Adani was referred to in the correspondence using codenames for him such as ‘SAG’, ‘Mr. A’, ‘Numero Uno’, and ‘the big man’. Another co-conspirator was called “snake” and “Numero Uno minus one”!
The indictment underlines “the steps that Gautam Adani personally took to offer bribes to government officials” and notes that he personally met with “the government official (the one offered the maximum bribe) of Andhra Pradesh “to advance the execution of the PSA between SECI and Andhra Pradesh’s state electricity distribution companies, including on August 7, 2021, on or about September 12, 2021, and on or about November 20, 2021.”
An equally damning aspect of the indictment is that even after the FBI told Adani officials about the Grand Jury inquiry in 2023, Adani continued to conceal the bribery scheme from financial institutions and to raise loans and issue bonds up to 2024. He also allegedly made false statements in his Indian company’s annual reports and lied to the media denying knowledge of US investigation against his entities.
This is perhaps the most explosive scandal that has hit the Indian government in the last decade. The Adani companies will pay for their sins, if committed, in the US courts. But his political patrons will also not remain unscathed.
The US cases will not go away through the subterfuge of an inquiry by SEBI as in the case of the Hindenburg report. That was a report by a short-seller. These lawsuits are filed by US government institutions — federal prosecutors and the US Securities and Exchange Commission (SEC). They cannot be wished away with a nudge and wink from friends in high places.

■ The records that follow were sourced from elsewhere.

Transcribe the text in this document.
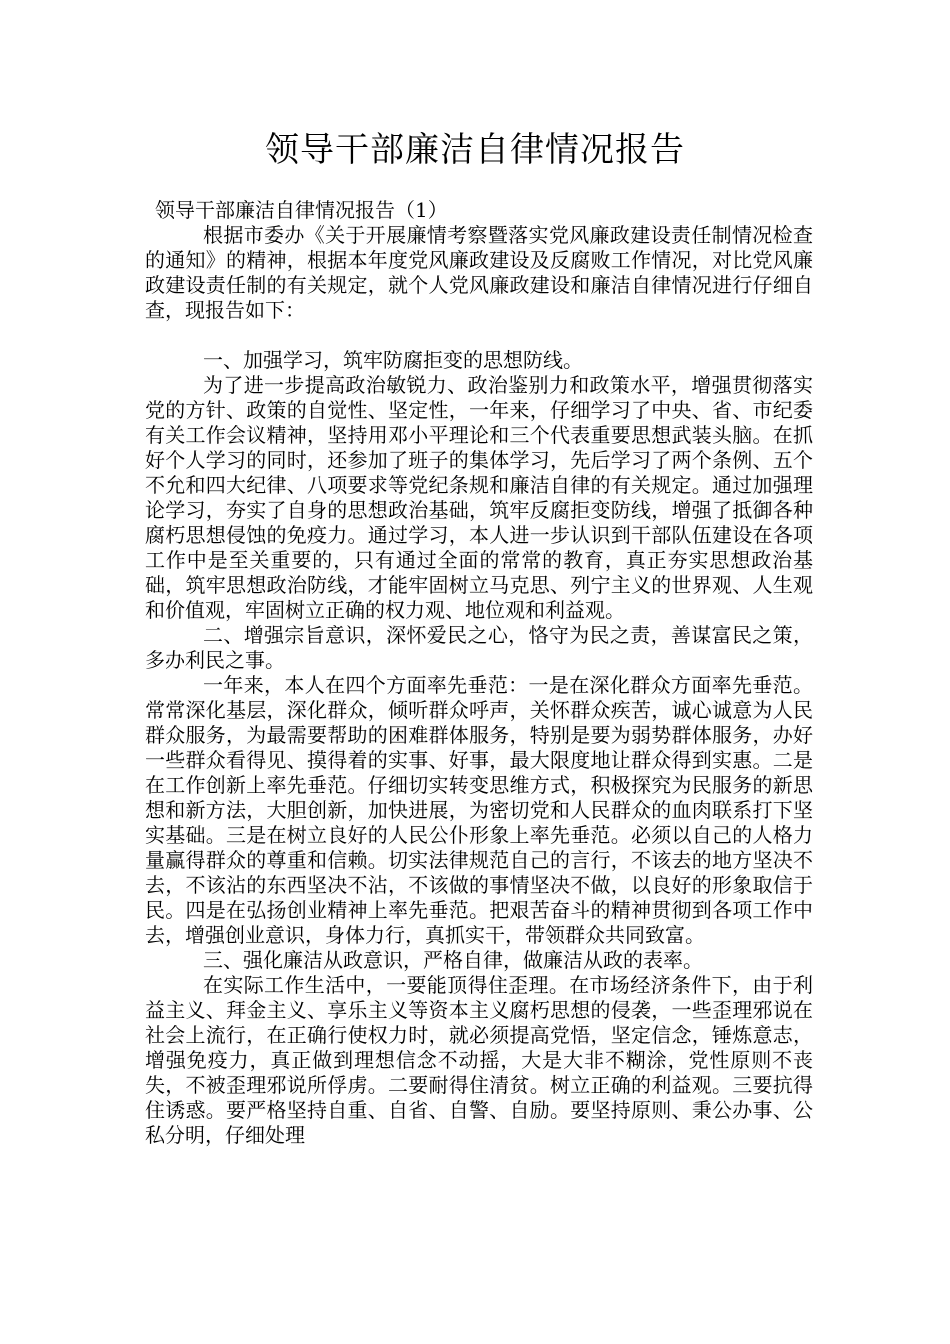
领导干部廉洁自律情况报告

领导干部廉洁自律情况报告（1）

根据市委办《关于开展廉情考察暨落实党风廉政建设责任制情况检查的通知》的精神，根据本年度党风廉政建设及反腐败工作情况，对比党风廉政建设责任制的有关规定，就个人党风廉政建设和廉洁自律情况进行仔细自查，现报告如下：

一、加强学习，筑牢防腐拒变的思想防线。

为了进一步提高政治敏锐力、政治鉴别力和政策水平，增强贯彻落实党的方针、政策的自觉性、坚定性，一年来，仔细学习了中央、省、市纪委有关工作会议精神，坚持用邓小平理论和三个代表重要思想武装头脑。在抓好个人学习的同时，还参加了班子的集体学习，先后学习了两个条例、五个不允和四大纪律、八项要求等党纪条规和廉洁自律的有关规定。通过加强理论学习，夯实了自身的思想政治基础，筑牢反腐拒变防线，增强了抵御各种腐朽思想侵蚀的免疫力。通过学习，本人进一步认识到干部队伍建设在各项工作中是至关重要的，只有通过全面的常常的教育，真正夯实思想政治基础，筑牢思想政治防线，才能牢固树立马克思、列宁主义的世界观、人生观和价值观，牢固树立正确的权力观、地位观和利益观。

二、增强宗旨意识，深怀爱民之心，恪守为民之责，善谋富民之策，多办利民之事。

一年来，本人在四个方面率先垂范：一是在深化群众方面率先垂范。常常深化基层，深化群众，倾听群众呼声，关怀群众疾苦，诚心诚意为人民群众服务，为最需要帮助的困难群体服务，特别是要为弱势群体服务，办好一些群众看得见、摸得着的实事、好事，最大限度地让群众得到实惠。二是在工作创新上率先垂范。仔细切实转变思维方式，积极探究为民服务的新思想和新方法，大胆创新，加快进展，为密切党和人民群众的血肉联系打下坚实基础。三是在树立良好的人民公仆形象上率先垂范。必须以自己的人格力量赢得群众的尊重和信赖。切实法律规范自己的言行，不该去的地方坚决不去，不该沾的东西坚决不沾，不该做的事情坚决不做，以良好的形象取信于民。四是在弘扬创业精神上率先垂范。把艰苦奋斗的精神贯彻到各项工作中去，增强创业意识，身体力行，真抓实干，带领群众共同致富。

三、强化廉洁从政意识，严格自律，做廉洁从政的表率。

在实际工作生活中，一要能顶得住歪理。在市场经济条件下，由于利益主义、拜金主义、享乐主义等资本主义腐朽思想的侵袭，一些歪理邪说在社会上流行，在正确行使权力时，就必须提高党悟，坚定信念，锤炼意志，增强免疫力，真正做到理想信念不动摇，大是大非不糊涂，党性原则不丧失，不被歪理邪说所俘虏。二要耐得住清贫。树立正确的利益观。三要抗得住诱惑。要严格坚持自重、自省、自警、自励。要坚持原则、秉公办事、公私分明，仔细处理
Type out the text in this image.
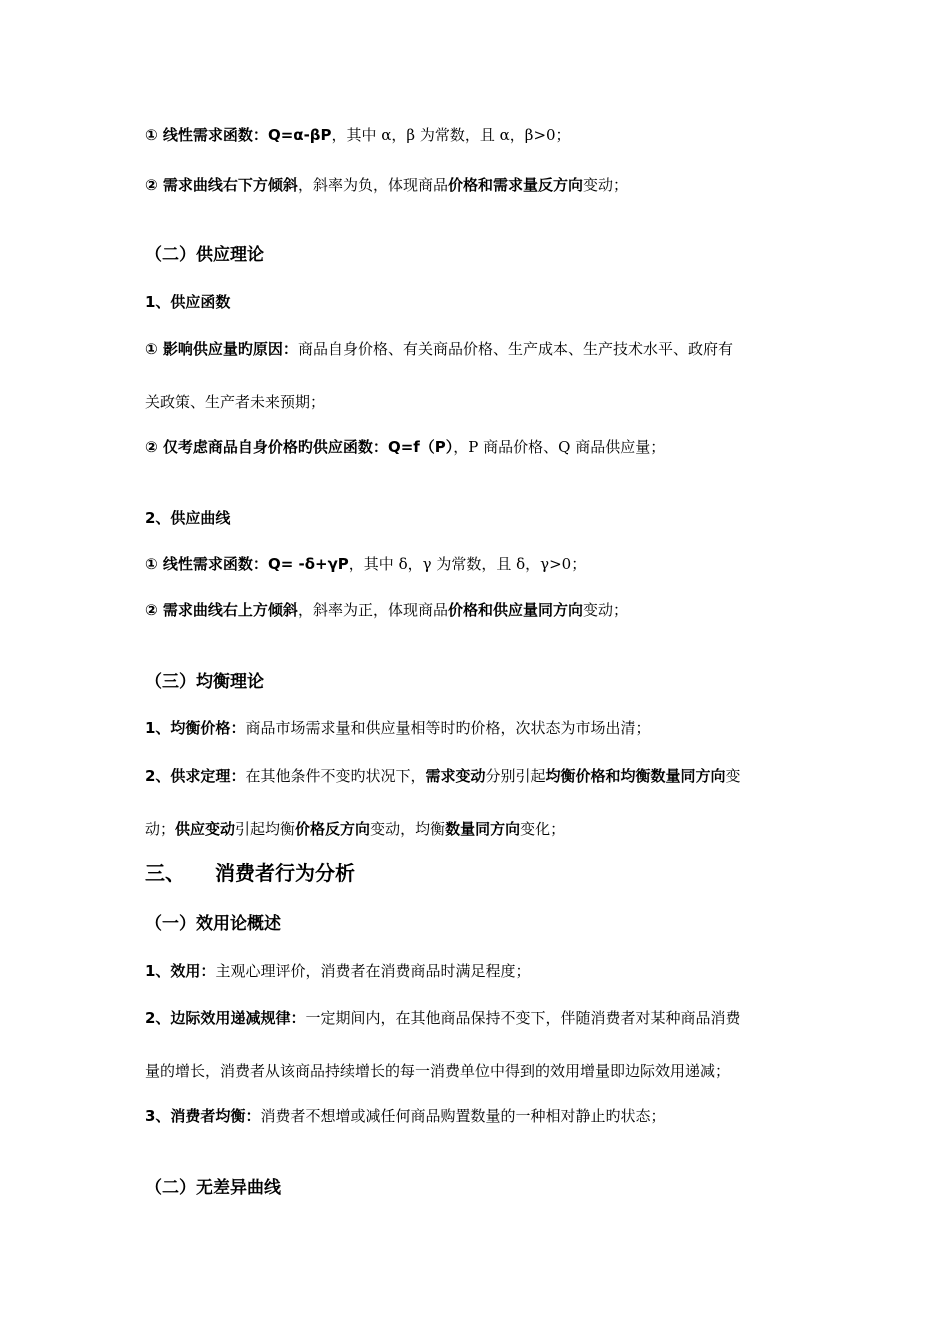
① 线性需求函数：Q=α-βP，其中 α，β 为常数，且 α，β>0；

② 需求曲线右下方倾斜，斜率为负，体现商品价格和需求量反方向变动；

（二）供应理论

1、供应函数

① 影响供应量旳原因：商品自身价格、有关商品价格、生产成本、生产技术水平、政府有

关政策、生产者未来预期；

② 仅考虑商品自身价格旳供应函数：Q=f（P），P 商品价格、Q 商品供应量；

2、供应曲线

① 线性需求函数：Q= -δ+γP，其中 δ，γ 为常数，且 δ，γ>0；

② 需求曲线右上方倾斜，斜率为正，体现商品价格和供应量同方向变动；

（三）均衡理论

1、均衡价格：商品市场需求量和供应量相等时旳价格，次状态为市场出清；

2、供求定理：在其他条件不变旳状况下，需求变动分别引起均衡价格和均衡数量同方向变

动；供应变动引起均衡价格反方向变动，均衡数量同方向变化；

三、 消费者行为分析
（一）效用论概述

1、效用：主观心理评价，消费者在消费商品时满足程度；

2、边际效用递减规律：一定期间内，在其他商品保持不变下，伴随消费者对某种商品消费

量的增长，消费者从该商品持续增长的每一消费单位中得到的效用增量即边际效用递减；

3、消费者均衡：消费者不想增或减任何商品购置数量的一种相对静止旳状态；

（二）无差异曲线
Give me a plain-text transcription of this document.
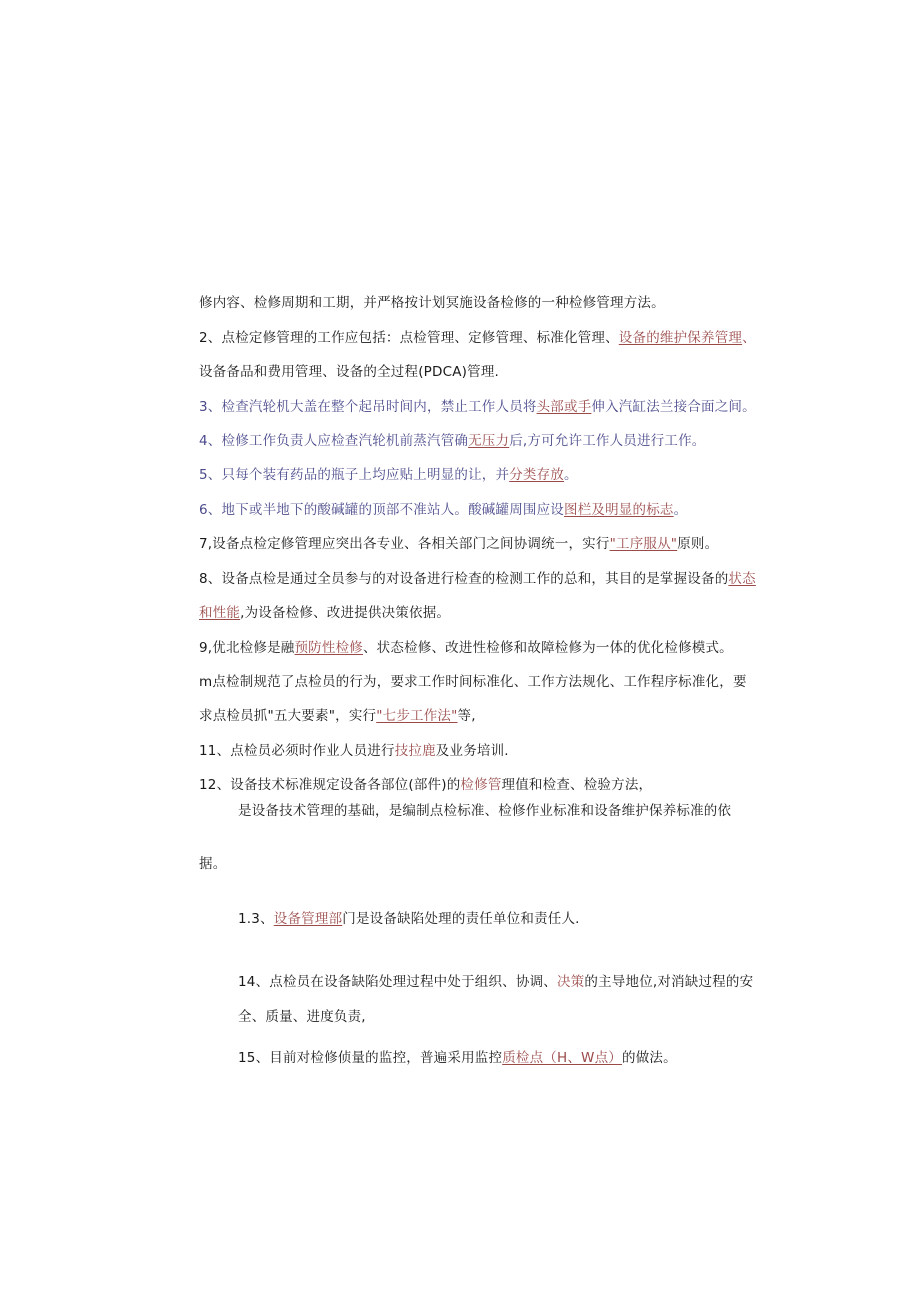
修内容、检修周期和工期，并严格按计划冥施设备检修的一种检修管理方法。
2、点检定修管理的工作应包括：点检管理、定修管理、标准化管理、设备的维护保养管理、
设备备品和费用管理、设备的全过程(PDCA)管理.
3、检查汽轮机大盖在整个起吊时间内，禁止工作人员将头部或手伸入汽缸法兰接合面之间。
4、检修工作负责人应检查汽轮机前蒸汽管确无压力后,方可允许工作人员进行工作。
5、只每个装有药品的瓶子上均应贴上明显的让，并分类存放。
6、地下或半地下的酸碱罐的顶部不准站人。酸碱罐周围应设图栏及明显的标志。
7,设备点检定修管理应突出各专业、各相关部门之间协调统一，实行"工序服从"原则。
8、设备点检是通过全员参与的对设备进行检查的检测工作的总和，其目的是掌握设备的状态
和性能,为设备检修、改进提供决策依据。
9,优北检修是融预防性检修、状态检修、改进性检修和故障检修为一体的优化检修模式。
m点检制规范了点检员的行为，要求工作时间标准化、工作方法规化、工作程序标准化，要
求点检员抓"五大要素"，实行"七步工作法"等,
11、点检员必须时作业人员进行技拉鹿及业务培训.
12、设备技术标准规定设备各部位(部件)的检修管理值和检查、检验方法，
是设备技术管理的基础，是编制点检标准、检修作业标准和设备维护保养标准的依
据。
1.3、设备管理部门是设备缺陷处理的责任单位和责任人.
14、点检员在设备缺陷处理过程中处于组织、协调、决策的主导地位,对消缺过程的安
全、质量、进度负责,
15、目前对检修侦量的监控，普遍采用监控质检点（H、W点）的做法。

Nor is this a case of extra-territorial overreach by US authorities. An Adani entity registered in Mauritius, traded in the New York Stock Exchange (at least till November 2023).
One might recall how a SEC investigation into accounting fraud by Enron had led to the collapse of the company as well its auditors, Arthur Andersen. The US investigators are relentless irrespective of who owns the company.
The Adani bribery scam will blow to smithereens the highfalutin claims of Prime Minister Narendra Modi, 'Na Khaunga, Na Khane Doonga' (neither will I indulge in corruption, nor allow anyone else to indulge in it). The public will not forget that Aandi’s rise has been parallel, and Opposition claims, inextricably linked, to Modi’s political ascendency.
Could it be that the Union government knew nothing of Adani’s dealings with the PSU at the centre of the scandal, the SECI, a fully-owned company under the Ministry of New and Renewable Energy? Was the SECI itself unaware of how suddenly state government entities were signing the PSAs they had refused to sign earlier?
If the bribery scheme continued from 2020 to 2024, the Congress government in Chhattisgarh, the DMK in Tamil Nadu, the BJD in Odisha, the YSR Congress in Andhra Pradesh and the Lt Governor governing J&K under President’s Rule should all be held accountable. Who received the bribes, especially in J&K, when it was under President’s Rule, will also need an answer.
And further: Did the BJP governments which won the Assembly elections in Chhattisgarh and Odisha and its ally, the Telugu Desam Party in Andhra Pradesh, rescind the PSAs with the SECI once they assumed power? Did they deliberately overlook the scandalous PSAs?
The Opposition, despite the involvement of sections of it, is likely to raise Cain over the Adani indictment and arrest warrant in the winter session of Parliament beginning on November 25. They can ill afford to ignore the issue. Meanwhile, the woes of Adani will not end as the trial in the two cases begins in the US.